Tuesday, December 13, 2005

Blessed Margaret of Castello



During the thirteenth century, the Catholic Church was not only seen as a religious State but also a political one as it involved itself in the political affairs of different Provinces. At times even taking political office themselves, and also choosing Senators from the various Provinces.

The Catholic Church was also a powerful political power, in those centuries, which gained much of its power and income from pilgrims. The great States in those days were, Venice, Florence, Genoa, Milan, Pisa and Siena, from which most of the trade in Italy took place.

Italy developed its own communal bases by appointing various Mayors some of whom had the endorsement of the reigning Pontiff. This would often lead to complications as families vied with each other for political power, usually at the expense of the poor people in each Province or Commune.

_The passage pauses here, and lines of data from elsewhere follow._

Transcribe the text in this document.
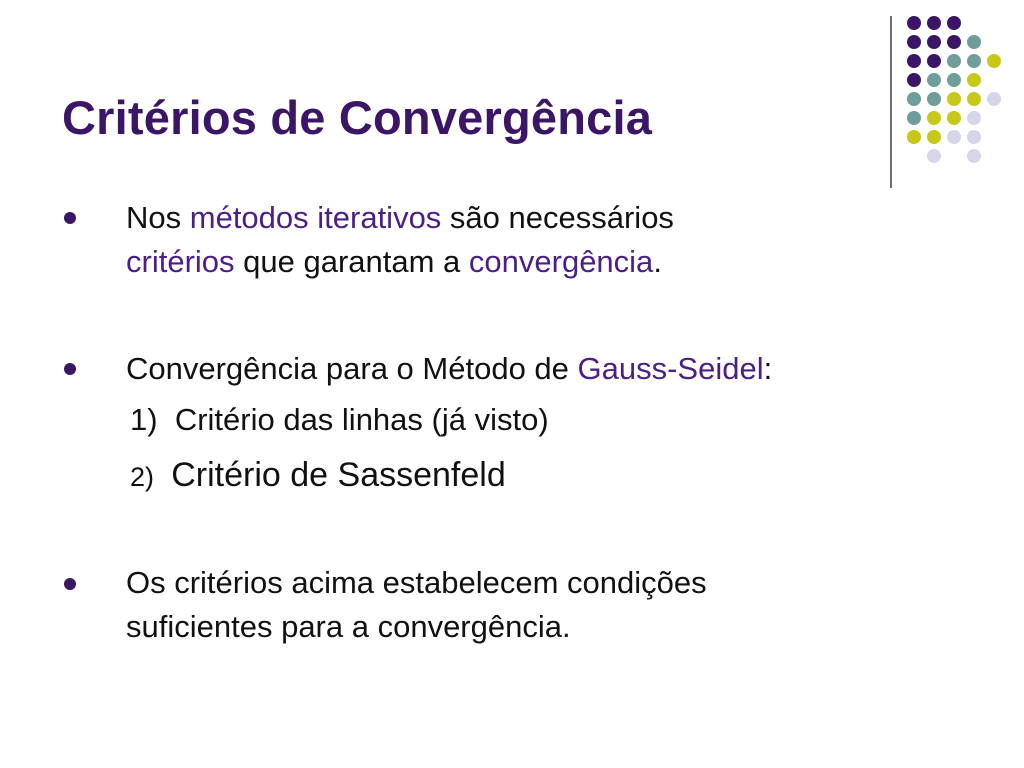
Critérios de Convergência

Nos métodos iterativos são necessários
critérios que garantam a convergência.

Convergência para o Método de Gauss-Seidel:

1) Critério das linhas (já visto)

2) Critério de Sassenfeld

Os critérios acima estabelecem condições
suficientes para a convergência.
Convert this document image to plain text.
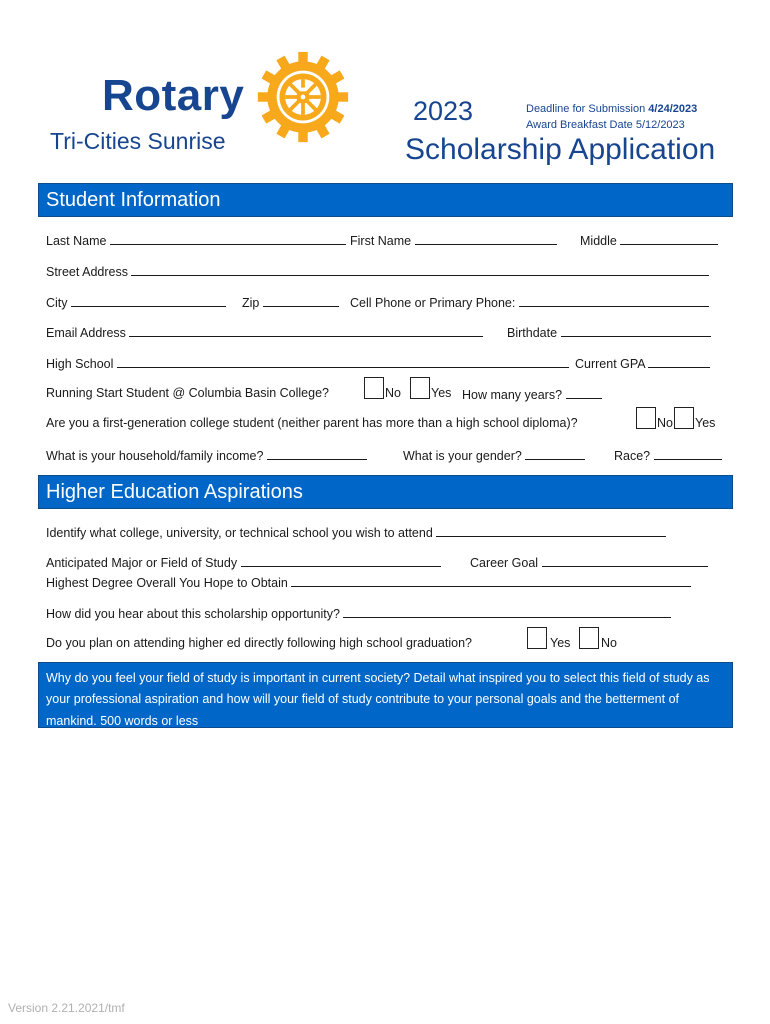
Rotary
Tri-Cities Sunrise
2023	Deadline for Submission 4/24/2023
Award Breakfast Date 5/12/2023
Scholarship Application
Student Information
Last Name	First Name	Middle
Street Address
City	Zip	Cell Phone or Primary Phone:
Email Address	Birthdate
High School	Current GPA
Running Start Student @ Columbia Basin College?	No Yes How many years?
Are you a first-generation college student (neither parent has more than a high school diploma)?	No Yes
What is your household/family income?	What is your gender?	Race?
Higher Education Aspirations
Identify what college, university, or technical school you wish to attend
Anticipated Major or Field of Study	Career Goal
Highest Degree Overall You Hope to Obtain
How did you hear about this scholarship opportunity?
Do you plan on attending higher ed directly following high school graduation?	Yes No
Why do you feel your field of study is important in current society? Detail what inspired you to select this field of study as your professional aspiration and how will your field of study contribute to your personal goals and the betterment of mankind. 500 words or less
Version 2.21.2021/tmf
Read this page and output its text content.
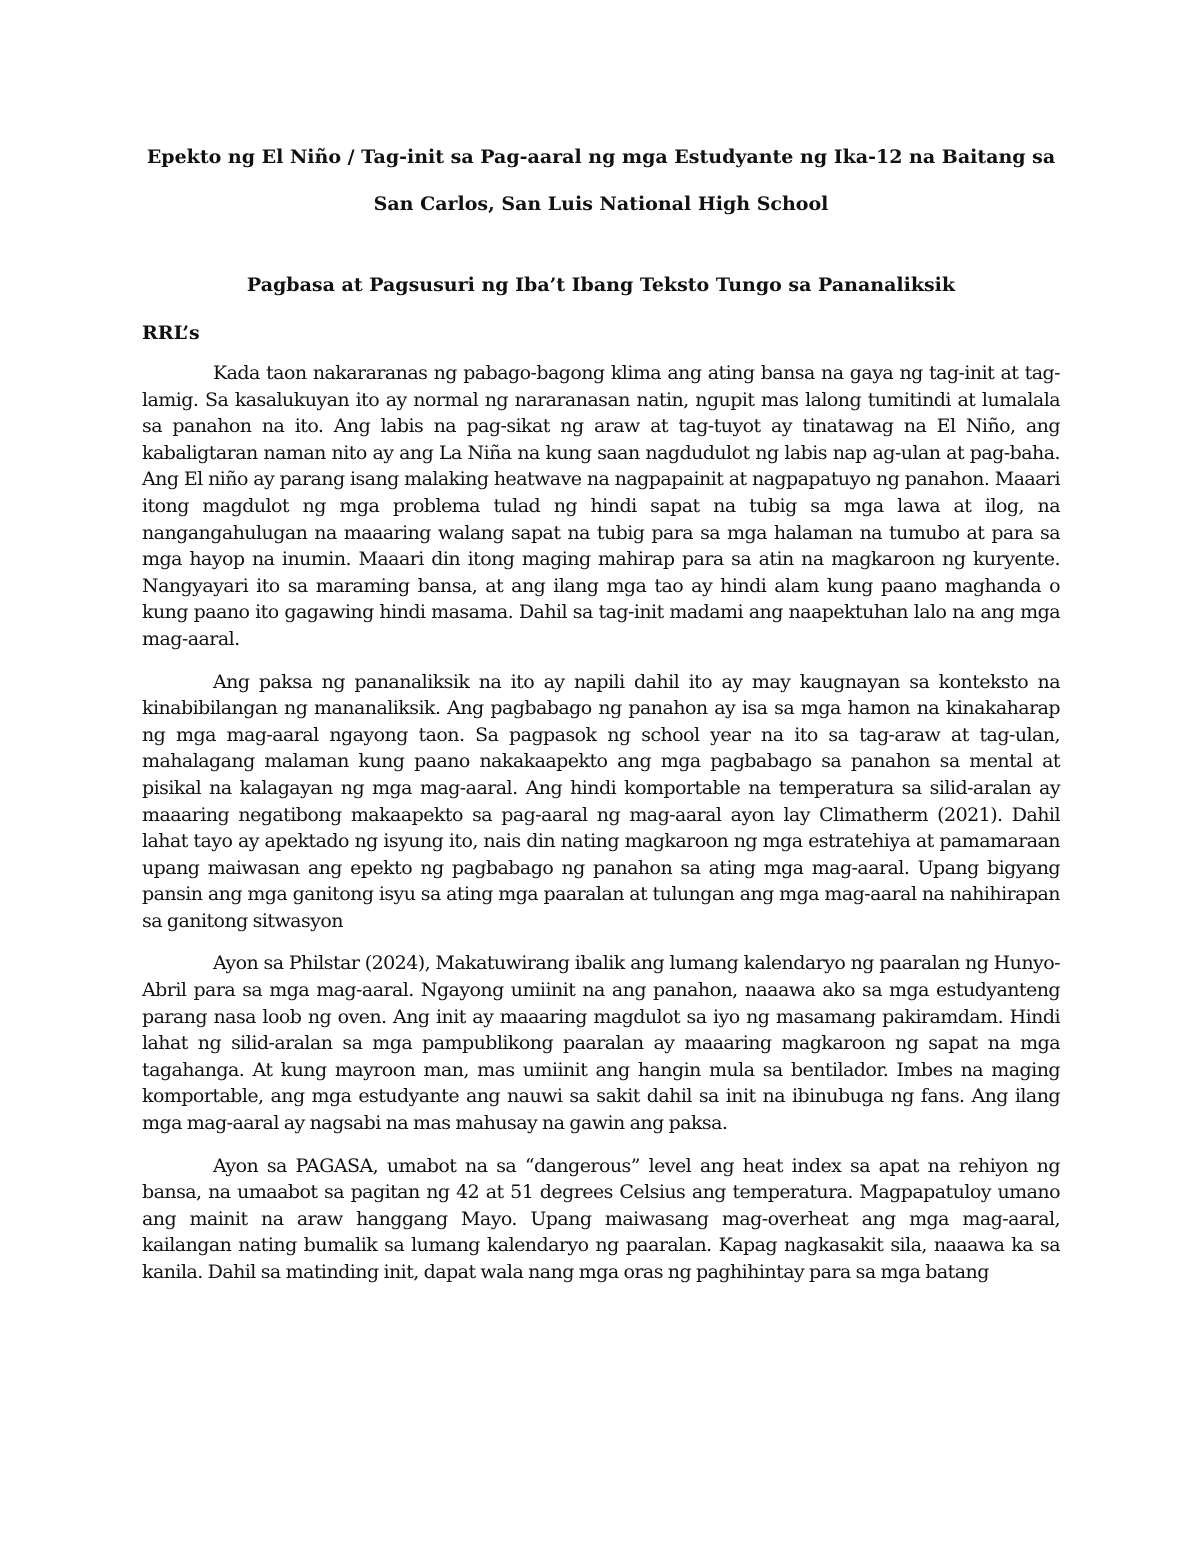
Epekto ng El Niño / Tag-init sa Pag-aaral ng mga Estudyante ng Ika-12 na Baitang sa

San Carlos, San Luis National High School

Pagbasa at Pagsusuri ng Iba’t Ibang Teksto Tungo sa Pananaliksik

RRL’s

Kada taon nakararanas ng pabago-bagong klima ang ating bansa na gaya ng tag-init at tag-lamig. Sa kasalukuyan ito ay normal ng nararanasan natin, ngupit mas lalong tumitindi at lumalala sa panahon na ito. Ang labis na pag-sikat ng araw at tag-tuyot ay tinatawag na El Niño, ang kabaligtaran naman nito ay ang La Niña na kung saan nagdudulot ng labis nap ag-ulan at pag-baha. Ang El niño ay parang isang malaking heatwave na nagpapainit at nagpapatuyo ng panahon. Maaari itong magdulot ng mga problema tulad ng hindi sapat na tubig sa mga lawa at ilog, na nangangahulugan na maaaring walang sapat na tubig para sa mga halaman na tumubo at para sa mga hayop na inumin. Maaari din itong maging mahirap para sa atin na magkaroon ng kuryente. Nangyayari ito sa maraming bansa, at ang ilang mga tao ay hindi alam kung paano maghanda o kung paano ito gagawing hindi masama. Dahil sa tag-init madami ang naapektuhan lalo na ang mga mag-aaral.

Ang paksa ng pananaliksik na ito ay napili dahil ito ay may kaugnayan sa konteksto na kinabibilangan ng mananaliksik. Ang pagbabago ng panahon ay isa sa mga hamon na kinakaharap ng mga mag-aaral ngayong taon. Sa pagpasok ng school year na ito sa tag-araw at tag-ulan, mahalagang malaman kung paano nakakaapekto ang mga pagbabago sa panahon sa mental at pisikal na kalagayan ng mga mag-aaral. Ang hindi komportable na temperatura sa silid-aralan ay maaaring negatibong makaapekto sa pag-aaral ng mag-aaral ayon lay Climatherm (2021). Dahil lahat tayo ay apektado ng isyung ito, nais din nating magkaroon ng mga estratehiya at pamamaraan upang maiwasan ang epekto ng pagbabago ng panahon sa ating mga mag-aaral. Upang bigyang pansin ang mga ganitong isyu sa ating mga paaralan at tulungan ang mga mag-aaral na nahihirapan sa ganitong sitwasyon

Ayon sa Philstar (2024), Makatuwirang ibalik ang lumang kalendaryo ng paaralan ng Hunyo-Abril para sa mga mag-aaral. Ngayong umiinit na ang panahon, naaawa ako sa mga estudyanteng parang nasa loob ng oven. Ang init ay maaaring magdulot sa iyo ng masamang pakiramdam. Hindi lahat ng silid-aralan sa mga pampublikong paaralan ay maaaring magkaroon ng sapat na mga tagahanga. At kung mayroon man, mas umiinit ang hangin mula sa bentilador. Imbes na maging komportable, ang mga estudyante ang nauwi sa sakit dahil sa init na ibinubuga ng fans. Ang ilang mga mag-aaral ay nagsabi na mas mahusay na gawin ang paksa.

Ayon sa PAGASA, umabot na sa “dangerous” level ang heat index sa apat na rehiyon ng bansa, na umaabot sa pagitan ng 42 at 51 degrees Celsius ang temperatura. Magpapatuloy umano ang mainit na araw hanggang Mayo. Upang maiwasang mag-overheat ang mga mag-aaral, kailangan nating bumalik sa lumang kalendaryo ng paaralan. Kapag nagkasakit sila, naaawa ka sa kanila. Dahil sa matinding init, dapat wala nang mga oras ng paghihintay para sa mga batang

But it was in 1287 that a daughter would be born to a noble family who was named Margaret. This did not bring her parents the expected joy that they had hoped for, and both parents were horrified when their baby was found to be deformed.

Poor Margaret was born in an Era when any deformity was seen as a punishment from God, as superstitions were given priority over fact. Margaret’s parents were horrified to behold their deformed baby and even more so in that they lived within the Papal States.

Due to the parent’s ignorance, they decided to imprison Margaret in the hope that her condition would improve over time. But Margaret was born, with many disabilities, she was blind, hunchbacked and lame, there would be no cure for her. And so her parents when Margaret was about 10 years old took her to a Cathedral in hopes of a cure but none would be forthcoming for poor Margaret. This led to the parents disowning their own daughter as they abandoned her to whatever fate had in store for their neglected daughter.

So began Margaret’s own journey as many villagers took pity on this poor child and she found shelter in various homes at different times. And though Margaret would suffer much she never allowed her abandonment by her parents to embitter her. And the families that sheltered her often spoke of her joy of spirit and loving personality.

And though some families found her to be a joy, still others who were driven by the superstitions of the time, and were wary if not outright hostile to this poor defenceless young girl. So trouble came to Margaret when she was given shelter by a religious Order who were not always in line with God in the way they conducted themselves. This led the Sisters of that particular Order to have a particular dislike of Margaret’s obvious holiness and her loving nature. So in due course they objected strongly to her presence and once again Margaret became homeless.

And though Margaret suffered all these indignities still her nature remained tranquil and serene as she trusted and loved God, who she knew would never leave her. Soon Margaret would be noticed by a group of women who were lady members of the Dominican Order, soon she was invited to join this group of women in their efforts to help and serve the poor, but not all were happy about this new member.

But Margaret’s holiness was apparent to nearly all who met her and could look beyond her obvious deformities to the beautiful soul within and her loving and generous nature. She would soon be adopted by a wealthy family who allowed her to stay with them in Castello, Margaret no longer had to go from pillar to post as she was soon ensconced with this devout family and taken to their hearts.

Through all this Margaret followed the Rule of her Order and visited the poor, the sick and also prisoners which shocked and horrified many who knew and loved Margaret. But through her own suffering Margaret understood perfectly the feeling that these prisoners were going through in that she too had been abandoned even by her own parents. Her heart was full of compassion for these prisoners who had known much hardship in their lives and been given little love.

This woman would be a beacon of love for many and also an inspiration to those who knew her and also for those who would come to hear of her good and noble deeds. But Margaret served all in a spirit of deep humility and charity, which touched the hearts of most she met during her service to the poor and sick.

But though Margaret served the poor this would take its toll on her own health as she lived to serve others despite her own discomfort.

Margaret died in 1320 at only 33 years of age.

Blessed Margaret of Castello was beatified in 1609 by Pope Paul V.